L’autre le dévisagea.

— Évidemment !

Poirot esquissa un très léger sourire. Il parut sur le point de parler, mais il se ravisa. Puis il remarqua une bêche qui traînait par terre.

— On peut supposer, sans grand risque de se tromper, que la tombe a été creusée avec ça, dit Giraud. Mais vous n’en tirerez rien. C’est la bêche de Renauld, et l’homme qui l’a utilisée portait des gants. Les voici, ajouta-t-il en poussant du pied deux gants maculés de terre. Ils appartiennent aussi à Renauld, ou tout au moins à son jardinier. Croyez-moi, ceux qui ont concocté ce crime n’ont pas pris de risques. L’homme a été tué avec son propre poignard et on a creusé sa tombe avec sa propre bêche.
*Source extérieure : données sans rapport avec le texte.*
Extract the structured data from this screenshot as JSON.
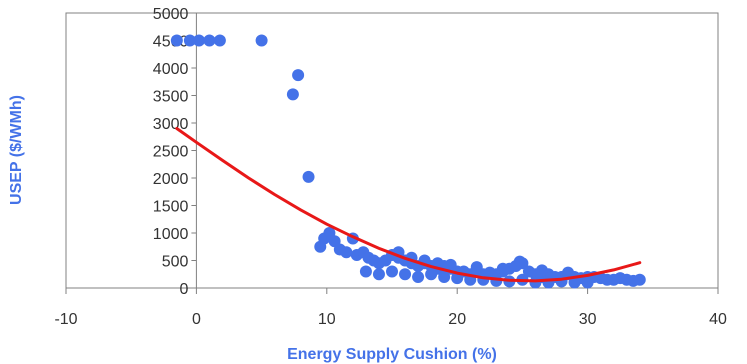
{
  "chart_data": {
    "type": "scatter",
    "xlabel": "Energy Supply Cushion (%)",
    "ylabel": "USEP ($/WMh)",
    "xlim": [
      -10,
      40
    ],
    "ylim": [
      0,
      5000
    ],
    "x_ticks": [
      -10,
      0,
      10,
      20,
      30,
      40
    ],
    "y_ticks": [
      0,
      500,
      1000,
      1500,
      2000,
      2500,
      3000,
      3500,
      4000,
      4500,
      5000
    ],
    "x_tick_labels": [
      "-10",
      "0",
      "10",
      "20",
      "30",
      "40"
    ],
    "y_tick_labels": [
      "0",
      "500",
      "1000",
      "1500",
      "2000",
      "2500",
      "3000",
      "3500",
      "4000",
      "4500",
      "5000"
    ],
    "grid": false,
    "legend": "none",
    "colors": {
      "points": "#4472e8",
      "trend": "#e81818",
      "axis": "#808080",
      "label": "#4472e8"
    },
    "series": [
      {
        "kind": "scatter",
        "x": [
          -1.5,
          -0.5,
          0.2,
          1.0,
          1.8,
          5.0,
          7.8,
          7.4,
          8.6,
          9.5,
          9.8,
          10.2,
          10.6,
          11.0,
          11.5,
          12.0,
          12.3,
          12.8,
          13.2,
          13.6,
          14.0,
          14.5,
          15.0,
          15.5,
          16.0,
          16.5,
          17.0,
          17.5,
          18.0,
          18.5,
          19.0,
          19.5,
          20.0,
          20.5,
          21.0,
          21.5,
          22.0,
          22.5,
          23.0,
          23.5,
          24.0,
          24.5,
          25.0,
          25.5,
          26.0,
          26.5,
          27.0,
          27.5,
          28.0,
          28.5,
          29.0,
          29.5,
          30.0,
          30.5,
          31.0,
          31.5,
          32.0,
          32.5,
          33.0,
          33.5,
          34.0,
          13.0,
          14.0,
          15.0,
          16.0,
          17.0,
          18.0,
          19.0,
          20.0,
          21.0,
          22.0,
          23.0,
          24.0,
          25.0,
          26.0,
          27.0,
          28.0,
          29.0,
          30.0,
          15.5,
          16.5,
          17.5,
          18.5,
          19.5,
          21.5,
          23.5,
          24.8,
          26.5,
          28.5
        ],
        "y": [
          4500,
          4500,
          4500,
          4500,
          4500,
          4500,
          3870,
          3520,
          2020,
          750,
          900,
          1000,
          850,
          700,
          650,
          900,
          600,
          650,
          550,
          500,
          450,
          500,
          600,
          550,
          500,
          450,
          400,
          450,
          400,
          350,
          400,
          350,
          300,
          300,
          250,
          300,
          250,
          280,
          250,
          300,
          350,
          400,
          450,
          300,
          250,
          200,
          250,
          200,
          200,
          250,
          200,
          180,
          200,
          200,
          180,
          150,
          150,
          180,
          150,
          130,
          150,
          300,
          250,
          300,
          250,
          200,
          250,
          200,
          180,
          150,
          150,
          130,
          120,
          150,
          100,
          100,
          120,
          100,
          100,
          650,
          550,
          500,
          450,
          420,
          380,
          350,
          480,
          320,
          280
        ]
      },
      {
        "kind": "trendline",
        "x": [
          -1.5,
          0,
          2,
          4,
          6,
          8,
          10,
          12,
          14,
          16,
          18,
          20,
          22,
          24,
          26,
          28,
          30,
          32,
          34
        ],
        "y": [
          2900,
          2650,
          2320,
          2000,
          1700,
          1420,
          1160,
          930,
          720,
          540,
          390,
          270,
          185,
          140,
          130,
          160,
          230,
          330,
          460
        ]
      }
    ]
  }
}
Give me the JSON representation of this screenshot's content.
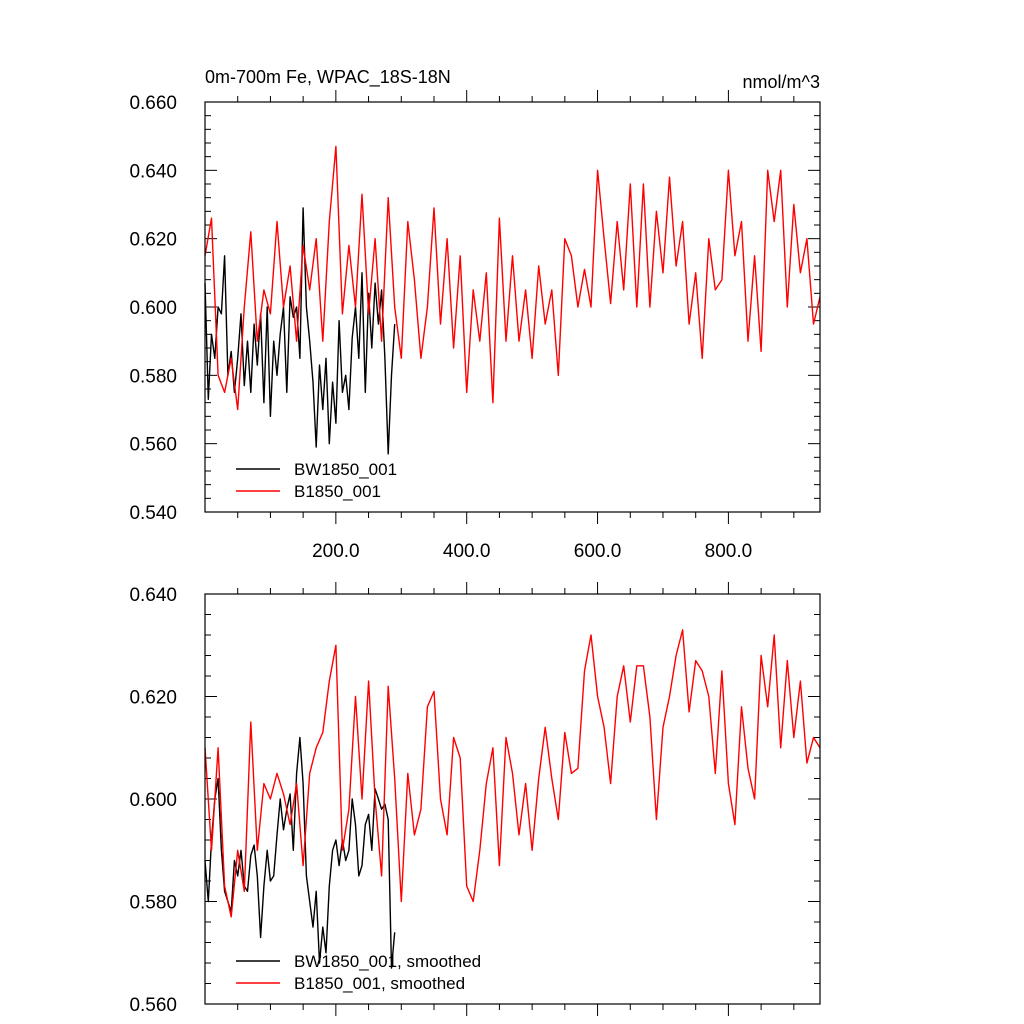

Ainsi on ne laissait pas le moindre indice… Mais je les aurai ! Il y a toujours quelque chose ! Et ce quelque chose, je le trouverai !

Poirot semblait à présent s’intéresser à un petit bout de tuyau de plomb qu’il avait trouvé par terre, à côté de la bêche. Il l’effleura du doigt.

— Selon vous, cette chose appartenait aussi au mort ? demanda-t-il sur un ton où je crus discerner une subtile nuance d’ironie.

Giraud haussa les épaules pour signifier qu’il l’ignorait et ne s’en souciait guère.

— Elle traîne peut-être là depuis des semaines. De toute façon, ce bout de tuyau ne m’intéresse pas.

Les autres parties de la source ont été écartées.